The 21st century dawned with the promise of cell therapy for the treatment of cardiovascular disease. Beginning in 2002, with Orlic’s animal model work demonstrating the potential benefit of autologous cells on left ventricular (LV) function in animals,1 additional work2–4 demonstrated that both procedures and cells were safe enough to justify human clinical trials of bone marrow mononuclear cells5–9 to improve cardiac function.
These studies and a resulting meta-analysis10 showed that cell therapy, when carefully delivered and monitored, could be safely studied in humans. The promising findings of this early work drew the attention of the National Heart, Lung, and Blood Institute (NHLBI), which called for the creation of a research network, with the principal mission of investigating the safe and effective use of cell therapy to treat cardiovascular disease in humans.11
Background
This air of optimism was threatened by the headwinds of recruitment failure. Many clinical trial managers spanning all fields of medicine were unable to randomize sufficient numbers of subjects to reach their goals.12 A survey of Lancet and The British Medical Journal revealed that in 2000–01, almost 60% of published trials either required an extended period of time beyond what was expected to complete recruitment or outright failed in the effort.13
Extensive reviews of mailing and web-based strategies, incentives, and other strategies have produced disappointment.14 Some investigators in frustration invoke Lasagna’s Law,15 which states that “the number of patients eligible for a study will decrease during the study period by a factor of ten and returns to normal following completion of the trial period.”
Many clinical trial teams are now uncertain as to what to do other than “the best that one can”; some have reduced to reporting recruitment problems in the hope that this will help to devise strategies to overcome the problem.16 So grim is the situation that overt concerns are now appearing about the longevity of clinical trials as a viable research paradigm.17
Meanwhile, the germinal cell therapy field had its own collection of controversies. The 1990s opened to the great promises of gene therapy; however, the Jesse Gelsinger case at the University of Pennsylvania highlighted the potential for serious lapses in reporting prior research experience, safety monitoring, and conflicts of interest.18
Simultaneously, a sharp rise in the number of adverse event reports to the U.S. Food and Drug Administration (FDA) occurred, and the number of drugs withdrawn from the market increased, tightening the focus on safety oversight. In 2003, the FDA temporarily halted 27 gene therapy trials using retroviral vectors in blood stem cells in the face of new leukemia-related syndromes in two children.19 Some had even called for a moratorium on cell therapy clinical trials.20
Lagging recruitment efforts in combination with the early failures of gene therapy produced a challenging combination, threatening the success of cell therapy clinical trials designed to study subjects with acute myocardial infarction (AMI).

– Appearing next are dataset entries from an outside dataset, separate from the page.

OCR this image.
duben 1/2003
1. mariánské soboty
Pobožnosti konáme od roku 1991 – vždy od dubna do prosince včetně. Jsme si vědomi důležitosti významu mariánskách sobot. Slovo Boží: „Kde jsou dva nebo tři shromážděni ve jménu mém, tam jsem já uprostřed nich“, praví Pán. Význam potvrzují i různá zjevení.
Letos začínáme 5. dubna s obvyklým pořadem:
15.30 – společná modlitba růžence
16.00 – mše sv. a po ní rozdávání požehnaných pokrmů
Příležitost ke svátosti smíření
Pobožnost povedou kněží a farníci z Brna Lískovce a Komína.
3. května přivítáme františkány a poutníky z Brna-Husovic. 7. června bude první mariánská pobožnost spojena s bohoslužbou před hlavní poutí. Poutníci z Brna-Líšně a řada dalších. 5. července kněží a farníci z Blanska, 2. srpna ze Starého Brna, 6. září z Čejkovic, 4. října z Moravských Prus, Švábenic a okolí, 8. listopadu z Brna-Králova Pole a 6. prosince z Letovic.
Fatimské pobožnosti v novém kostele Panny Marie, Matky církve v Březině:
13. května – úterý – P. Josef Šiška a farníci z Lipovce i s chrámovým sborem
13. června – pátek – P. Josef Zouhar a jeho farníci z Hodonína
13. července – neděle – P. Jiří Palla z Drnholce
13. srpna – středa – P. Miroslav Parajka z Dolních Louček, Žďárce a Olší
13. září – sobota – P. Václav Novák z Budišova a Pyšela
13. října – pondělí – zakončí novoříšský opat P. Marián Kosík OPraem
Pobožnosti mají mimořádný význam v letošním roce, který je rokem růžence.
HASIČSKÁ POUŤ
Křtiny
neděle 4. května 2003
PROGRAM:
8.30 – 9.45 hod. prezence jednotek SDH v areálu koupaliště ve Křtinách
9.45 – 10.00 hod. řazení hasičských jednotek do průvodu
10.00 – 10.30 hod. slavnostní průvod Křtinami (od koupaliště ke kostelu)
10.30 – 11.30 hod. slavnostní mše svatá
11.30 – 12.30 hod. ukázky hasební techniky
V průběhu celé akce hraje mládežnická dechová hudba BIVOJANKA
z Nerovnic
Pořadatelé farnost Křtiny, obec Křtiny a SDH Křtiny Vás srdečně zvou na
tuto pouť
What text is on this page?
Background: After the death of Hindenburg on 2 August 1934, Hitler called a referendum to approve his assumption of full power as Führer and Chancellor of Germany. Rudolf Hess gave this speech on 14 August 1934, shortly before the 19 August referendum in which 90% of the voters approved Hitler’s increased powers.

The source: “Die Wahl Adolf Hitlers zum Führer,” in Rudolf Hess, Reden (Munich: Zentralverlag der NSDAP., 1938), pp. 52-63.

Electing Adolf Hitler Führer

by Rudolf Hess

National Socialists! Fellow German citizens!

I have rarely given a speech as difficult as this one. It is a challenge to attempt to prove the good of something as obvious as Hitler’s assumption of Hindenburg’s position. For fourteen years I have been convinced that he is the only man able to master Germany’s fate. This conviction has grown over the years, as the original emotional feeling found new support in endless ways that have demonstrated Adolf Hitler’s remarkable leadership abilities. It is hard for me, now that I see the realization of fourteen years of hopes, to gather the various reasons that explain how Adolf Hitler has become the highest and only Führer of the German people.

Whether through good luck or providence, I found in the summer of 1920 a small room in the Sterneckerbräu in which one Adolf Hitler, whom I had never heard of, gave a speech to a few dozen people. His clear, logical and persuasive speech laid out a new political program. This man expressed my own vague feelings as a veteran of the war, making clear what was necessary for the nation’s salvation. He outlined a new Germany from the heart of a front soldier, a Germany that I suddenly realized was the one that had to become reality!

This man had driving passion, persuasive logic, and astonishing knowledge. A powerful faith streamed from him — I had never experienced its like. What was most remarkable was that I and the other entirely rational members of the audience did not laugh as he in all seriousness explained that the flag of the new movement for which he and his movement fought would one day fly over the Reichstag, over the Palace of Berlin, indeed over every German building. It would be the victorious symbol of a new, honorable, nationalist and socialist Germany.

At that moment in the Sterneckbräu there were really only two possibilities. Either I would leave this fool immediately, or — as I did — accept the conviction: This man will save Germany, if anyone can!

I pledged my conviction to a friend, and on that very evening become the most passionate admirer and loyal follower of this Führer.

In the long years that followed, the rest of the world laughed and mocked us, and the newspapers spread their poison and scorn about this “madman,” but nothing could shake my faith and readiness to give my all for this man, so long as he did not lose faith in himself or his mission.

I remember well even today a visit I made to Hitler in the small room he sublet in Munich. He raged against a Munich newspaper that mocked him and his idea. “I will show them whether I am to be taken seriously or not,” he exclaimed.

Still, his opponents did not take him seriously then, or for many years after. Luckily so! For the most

By itself, AMI produces a challenging patient population known for rapid onset of symptoms, a “non-patient” frame of mind for subjects and family who are commonly told that they have been cured by primary percutaneous intervention (PCI), and the short window to consent and acutely treat subjects.
This article describes the recruitment techniques, tools, and lessons learned and used by the Cardiovascular Cell Therapy Research Network (CCTRN) to successfully recruit and follow subjects in its two AMI trials.
CCTRN Organization and Recruitment
CCTRN Clinical Structure
Funded by the NHLBI in 2007, the CCTRN was formed in an effort to combine the knowledge and expertise of researchers at multiple clinical centers with the unified goal of investigating the safety and efficacy of cell therapy in cardiovascular heart disease.21 It included five clinical centers, a cell processing quality control laboratory, five core laboratories, the NHLBI Project Office, and the Data Coordinating Center (DCC).
CCTRN AMI Trials
CCTRN investigators designed two trials (TIME and LateTIME) to address the effect of cell therapy on LV function in subjects with large AMIs, and whether the intervention’s timing influenced that effect.22–25
TIME randomly allocated cell therapy to Day 3 or Day 7 post primary PCI; in LateTIME, cell therapy was delayed by two to three weeks. Following bone marrow aspiration, cell processing, and delivery, patients were followed for six months when both LV function and clinical outcomes were assessed.
Original Enrollment Predictions
The original recruitment plan in 2008 predicted a gradual increase to a total of five randomized subjects per month across all centers. Follow-up data from the earlier 18-month BOOST trial8 were used to calculate the sample sizes of 120 in TIME and 87 in LateTIME. BOOST’s recruitment rate was an average of approximately two patients per month over 15 months, using a single center for enrollment.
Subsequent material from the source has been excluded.